Revista Cultura y Ocio

Salvamos la vida

Por Julio Alejandre @JAC_alejandre

viejos mesa grande_cortadoSalvamos la vida y allá nos parqueron, en el campamento. Pero el campamento no es para nosotros, los viejos, nos pasamos los días mano sobre mano, contando historias de aquí, recordando, mirando para la frontera, con esa tristeza que le anida a uno adentro, que no lo deja dormir, ni descansar. ¿Qué va a hacer uno lejos de la tierra? Un campesino sin tierra no es nada. De pensar en morirme en el exilio se me va la alegría. Así que mejor me regreso, les dije. No se vaya usted, Misael, me dijeron, que al otro lado matan. Pero no les hice caso y mejor me vine.
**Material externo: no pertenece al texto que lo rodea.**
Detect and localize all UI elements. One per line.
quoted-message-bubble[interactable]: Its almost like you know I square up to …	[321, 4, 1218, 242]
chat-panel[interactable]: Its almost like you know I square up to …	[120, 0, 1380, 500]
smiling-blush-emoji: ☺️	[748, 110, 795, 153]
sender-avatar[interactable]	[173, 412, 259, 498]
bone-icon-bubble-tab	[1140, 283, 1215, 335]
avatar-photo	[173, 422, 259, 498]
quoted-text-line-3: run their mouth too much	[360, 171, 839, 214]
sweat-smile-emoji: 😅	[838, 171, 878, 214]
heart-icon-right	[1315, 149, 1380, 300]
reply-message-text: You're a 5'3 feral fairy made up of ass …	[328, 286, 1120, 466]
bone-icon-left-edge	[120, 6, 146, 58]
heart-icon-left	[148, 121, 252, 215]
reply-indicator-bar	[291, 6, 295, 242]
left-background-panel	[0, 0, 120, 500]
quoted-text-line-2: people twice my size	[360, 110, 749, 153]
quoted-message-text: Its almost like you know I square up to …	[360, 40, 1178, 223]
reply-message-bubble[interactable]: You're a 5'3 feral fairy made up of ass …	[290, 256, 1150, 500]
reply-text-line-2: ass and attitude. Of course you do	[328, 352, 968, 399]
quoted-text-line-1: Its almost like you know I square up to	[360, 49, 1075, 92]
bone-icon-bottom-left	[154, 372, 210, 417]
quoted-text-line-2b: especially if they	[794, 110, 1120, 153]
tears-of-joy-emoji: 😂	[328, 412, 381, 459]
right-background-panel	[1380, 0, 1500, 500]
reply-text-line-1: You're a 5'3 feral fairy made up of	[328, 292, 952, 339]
Atravieso páramos solitarios, hondonadas calientes y cerros helados, lejos de la gente y las patrullas. Uno está viejo, pero marcho despacio y sin miedo. Acá todo está enmontañado, solitario. La selva crece como una levadura y por ratos teje una maraña impenetrable, pero a cada paso que doy siento el olor de la bienvenida. Subo por el cerro Chagüite, buscando Los Quebrachos; es dura la pendiente, pero ahora estoy en mi tierra, alegre dentro de lo que cabe.

Por fin encuentro la casa. Ahora está caída, los adobes desmoronadas, el tejado hundido, y sólo un resto queda en pie. Me paro frente a ella y miro a mi alrededor. Todo está cambiado, pero reconocible. El monte ha crecido mucho, lo mismo junto a la casa que entre las matas de guineo y los palos de aguacate. El cerco de piñal, que recién había plantado antes de la huida, está bravío.
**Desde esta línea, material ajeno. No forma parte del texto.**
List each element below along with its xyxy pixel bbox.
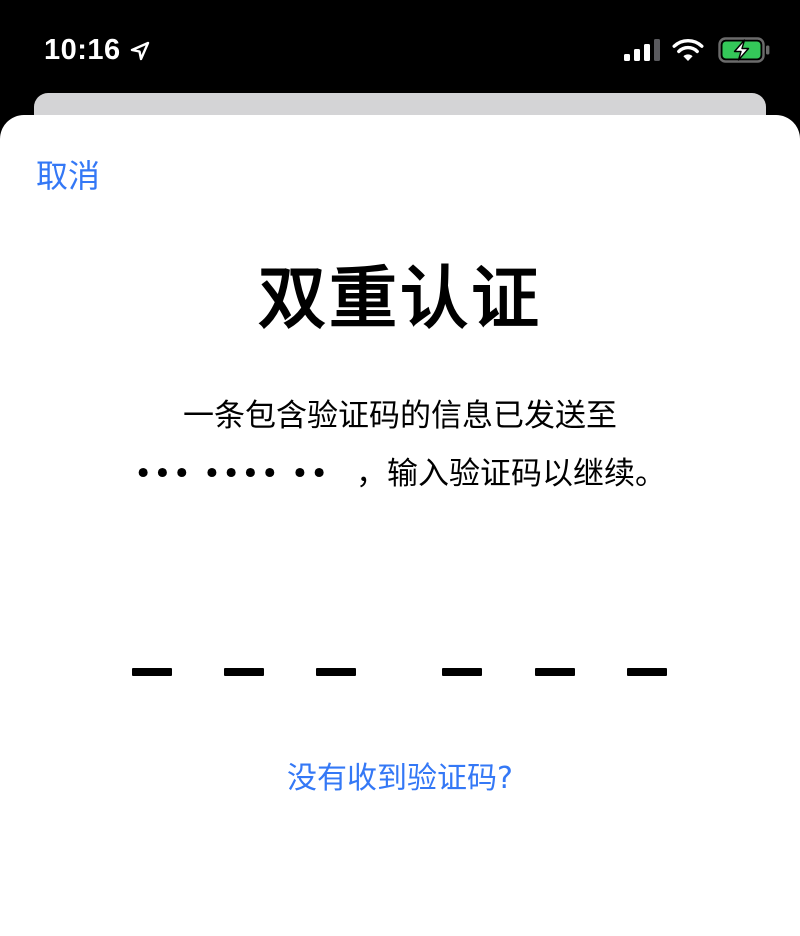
code-digit-slot-1[interactable] bbox=[132, 668, 172, 676]
didnt-receive-code-link[interactable]: 没有收到验证码? bbox=[0, 757, 800, 801]
code-digit-slot-2[interactable] bbox=[224, 668, 264, 676]
code-digit-slot-4[interactable] bbox=[442, 668, 482, 676]
cancel-button[interactable]: 取消 bbox=[36, 156, 100, 196]
status-icons bbox=[624, 34, 770, 66]
status-bar: 10:16 bbox=[0, 0, 800, 95]
page-title: 双重认证 bbox=[257, 260, 542, 339]
message-line-2-suffix: ，输入验证码以继续。 bbox=[356, 456, 666, 492]
verification-sheet: 取消 双重认证 一条包含验证码的信息已发送至 ••• •••• •• ，输入验证码… bbox=[0, 115, 800, 936]
status-time-group: 10:16 bbox=[44, 30, 150, 70]
message-line-2: ••• •••• •• ，输入验证码以继续。 bbox=[0, 445, 800, 503]
cellular-signal-icon bbox=[624, 39, 660, 61]
code-digit-slot-6[interactable] bbox=[627, 668, 667, 676]
status-time: 10:16 bbox=[44, 33, 121, 66]
masked-phone-number: ••• •••• •• bbox=[134, 456, 330, 492]
verification-message: 一条包含验证码的信息已发送至 ••• •••• •• ，输入验证码以继续。 bbox=[0, 387, 800, 503]
battery-charging-icon bbox=[718, 37, 770, 63]
message-line-1: 一条包含验证码的信息已发送至 bbox=[183, 398, 617, 434]
wifi-icon bbox=[672, 39, 704, 61]
location-icon bbox=[130, 41, 149, 61]
code-digit-slot-3[interactable] bbox=[316, 668, 356, 676]
code-digit-slot-5[interactable] bbox=[535, 668, 575, 676]
verification-code-input[interactable] bbox=[0, 660, 800, 690]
No voy a arreglar la casa porque no se puede recuperar el pasado, y galán se duerme en el suelo, cubierto uno con la cobija de estrellas; pero quiero buscar el lugar donde murió la esposa, para honrarla como es debido. Me la mataron los soldados y la enterré con prisas, mirando por salvar la propia vida, pero no encuentro rastro de la sepultura. Quizá me ha engañado esta memoria traicionera, pienso, y su muerte nomás la soñé. Quién sabe, si me estoy aquí y no me alejo tal vez la vea llegar por la vereda que viene de la poza. No hay prisa, me gusta pasar el rato mirando a lo lejos, a los cerros tan bonitos que le enseñan los dientes al cielo, a la montaña verde y al aire que tiembla con el calor.
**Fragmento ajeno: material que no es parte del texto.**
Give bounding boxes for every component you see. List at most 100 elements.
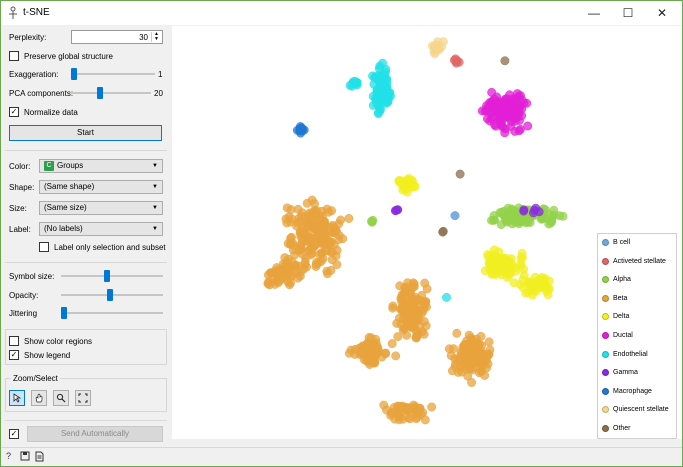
legend-item[interactable]: Endothelial — [602, 350, 648, 358]
preserve-global-check-icon[interactable] — [9, 51, 19, 61]
legend-label: Macrophage — [613, 387, 652, 395]
divider — [5, 262, 167, 263]
slider-thumb[interactable] — [97, 87, 103, 99]
opacity-slider[interactable] — [61, 289, 163, 301]
legend-item[interactable]: Beta — [602, 294, 627, 302]
start-button[interactable]: Start — [9, 125, 162, 141]
pca-slider[interactable] — [71, 87, 151, 99]
zoom-select-title: Zoom/Select — [11, 374, 60, 383]
send-automatically-button[interactable]: Send Automatically — [27, 426, 163, 442]
maximize-icon: ☐ — [622, 6, 634, 20]
scatter-point — [449, 344, 458, 354]
scatter-point — [327, 206, 337, 216]
show-color-regions-checkbox[interactable]: Show color regions — [9, 334, 92, 348]
scatter-point — [442, 292, 451, 302]
legend-item[interactable]: Gamma — [602, 369, 638, 377]
scatter-point — [263, 270, 273, 280]
preserve-global-checkbox[interactable]: Preserve global structure — [9, 49, 113, 63]
spin-arrows-icon[interactable]: ▲ ▼ — [151, 32, 161, 42]
legend-item[interactable]: Other — [602, 425, 631, 432]
scatter-point — [480, 266, 490, 276]
scatter-point — [326, 265, 336, 275]
save-image-icon[interactable] — [20, 451, 31, 463]
help-icon[interactable]: ? — [6, 451, 17, 463]
scatter-point — [455, 362, 465, 372]
hand-icon — [35, 393, 43, 403]
scatter-point — [457, 349, 467, 359]
scatter-point — [315, 214, 325, 224]
label-only-selection-label: Label only selection and subset — [54, 242, 166, 252]
legend-item[interactable]: Delta — [602, 313, 629, 321]
slider-thumb[interactable] — [107, 289, 113, 301]
scatter-point — [536, 277, 546, 287]
minimize-button[interactable]: — — [577, 1, 611, 25]
select-tool-button[interactable] — [9, 390, 25, 406]
close-button[interactable]: ✕ — [645, 1, 679, 25]
pca-label: PCA components: — [9, 89, 74, 98]
scatter-point — [467, 378, 477, 387]
slider-thumb[interactable] — [104, 270, 110, 282]
fit-view-icon — [78, 393, 88, 403]
show-legend-checkbox[interactable]: ✓ Show legend — [9, 348, 70, 362]
reset-zoom-button[interactable] — [75, 390, 91, 406]
scatter-point — [382, 405, 391, 415]
zoom-tool-button[interactable] — [53, 390, 69, 406]
report-icon[interactable] — [34, 451, 45, 463]
exaggeration-value: 1 — [158, 70, 163, 79]
legend-item[interactable]: Alpha — [602, 276, 631, 284]
scatter-point — [290, 266, 300, 276]
legend-label: Other — [613, 425, 631, 432]
slider-thumb[interactable] — [61, 307, 67, 319]
legend-item[interactable]: Ductal — [602, 332, 633, 339]
legend-color-swatch — [602, 406, 609, 414]
normalize-check-icon[interactable]: ✓ — [9, 107, 19, 117]
legend-label: Gamma — [613, 369, 638, 377]
perplexity-spinbox[interactable]: 30 ▲ ▼ — [71, 30, 163, 44]
scatter-point — [277, 266, 286, 276]
send-auto-check-icon[interactable]: ✓ — [9, 429, 19, 439]
color-combo[interactable]: C Groups ▼ — [39, 159, 163, 173]
label-value: (No labels) — [44, 224, 83, 233]
maximize-button[interactable]: ☐ — [611, 1, 645, 25]
legend-item[interactable]: Quiescent stellate — [602, 406, 669, 414]
scatter-point — [438, 226, 448, 236]
scatter-point — [528, 208, 538, 218]
legend-item[interactable]: B cell — [602, 239, 630, 246]
scatter-point — [301, 234, 311, 244]
legend-color-swatch — [602, 257, 609, 265]
scatter-point — [391, 351, 401, 361]
label-combo[interactable]: (No labels) ▼ — [39, 222, 163, 236]
legend-color-swatch — [602, 313, 609, 321]
symbol-size-slider[interactable] — [61, 270, 163, 282]
scatter-point — [311, 262, 321, 271]
scatter-point — [332, 245, 342, 255]
jittering-slider[interactable] — [61, 307, 163, 319]
scatter-point — [422, 284, 432, 294]
scatter-point — [295, 125, 305, 135]
normalize-checkbox[interactable]: ✓ Normalize data — [9, 105, 78, 119]
scatter-point — [378, 58, 388, 68]
show-legend-check-icon[interactable]: ✓ — [9, 350, 19, 360]
tsne-window: t-SNE — ☐ ✕ Perplexity: 30 ▲ ▼ Preserve g… — [0, 0, 683, 467]
exaggeration-slider[interactable] — [71, 68, 155, 80]
shape-value: (Same shape) — [44, 182, 95, 191]
slider-thumb[interactable] — [71, 68, 77, 80]
color-value: Groups — [57, 161, 84, 170]
chevron-down-icon: ▼ — [152, 184, 158, 190]
scatter-point — [370, 73, 380, 83]
scatter-point — [494, 247, 504, 257]
pan-tool-button[interactable] — [31, 390, 47, 406]
slider-track — [61, 312, 163, 314]
legend-item[interactable]: Activeted stellate — [602, 257, 666, 265]
scatter-point — [510, 116, 520, 126]
size-combo[interactable]: (Same size) ▼ — [39, 201, 163, 215]
label-only-check-icon[interactable] — [39, 242, 49, 252]
scatter-point — [304, 212, 314, 222]
shape-combo[interactable]: (Same shape) ▼ — [39, 180, 163, 194]
legend-item[interactable]: Macrophage — [602, 387, 652, 395]
scatter-point — [524, 277, 534, 287]
scatter-point — [469, 343, 479, 353]
label-only-selection-checkbox[interactable]: Label only selection and subset — [39, 240, 166, 254]
show-color-regions-check-icon[interactable] — [9, 336, 19, 346]
plot-legend[interactable]: B cell Activeted stellate Alpha Beta Delta Du… — [597, 233, 677, 439]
De entre esa calima temblorosa aparece la mujer. Está bonita aún, y se mueve ligera. Lleva el cántaro en la cabeza, sobre el yagual, y los brazos apoyados en las caderas. Se acerca ondulando el cuerpo con galanura, como cuando era muchacha. Me ve y se sonríe, se detiene a mi vera pero no apea el cántaro. Conserva el pelo muy negro, aunque la piel parezca cáscara de zapote. Me mira directo a los ojos, como ha hecho siempre, y me platica aunque no mueva los labios, que ya están resecos. Cuesta creer que sean los mismos labios que tantas veces besé. Tampoco los míos, viejos y borrados, son los mismos. Han perdido la costumbre de besar y de hablar palabras de amor. Pero las platicamos ahora, por los años perdidos; las mías tienen sonidos y las suyas son mudas. Detenidos en la vereda se ha venido la noche y otra vez la mañana, y más noches con sus mañanas porque hace falta mucho tiempo para desquitarnos del silencio y el desamor que cargamos encima. Luego la veo partir con el cántaro sobre el yagual, y su figurilla se empequeñece más y más hasta desaparecer detrás de la loma.

Yo me quedo solo en medio de esta tierra y miro la sombra que proyecta en ella mi cuerpo reseco, y veo mis pies desnudos, sucios del polvo de cien senderos y otros tanto caminos. Este caminar por la tierra, pienso, esta existencia dura y sufrida que hemos llevado, adónde nos conduce, tanta desolación para qué ha servido, pero estoy alegre porque estoy aquí, en mi tierra, y aunque esté vacía y desolada un día volverá a llenarse de risas. Enfilo nuevamente la vereda y sigo adelante, andando en busca de otra gente, pero me doy cuenta de que no soy yo quien camina por la vereda, sino ella la que me camina a mí, la que me ha estado caminando desde siempre.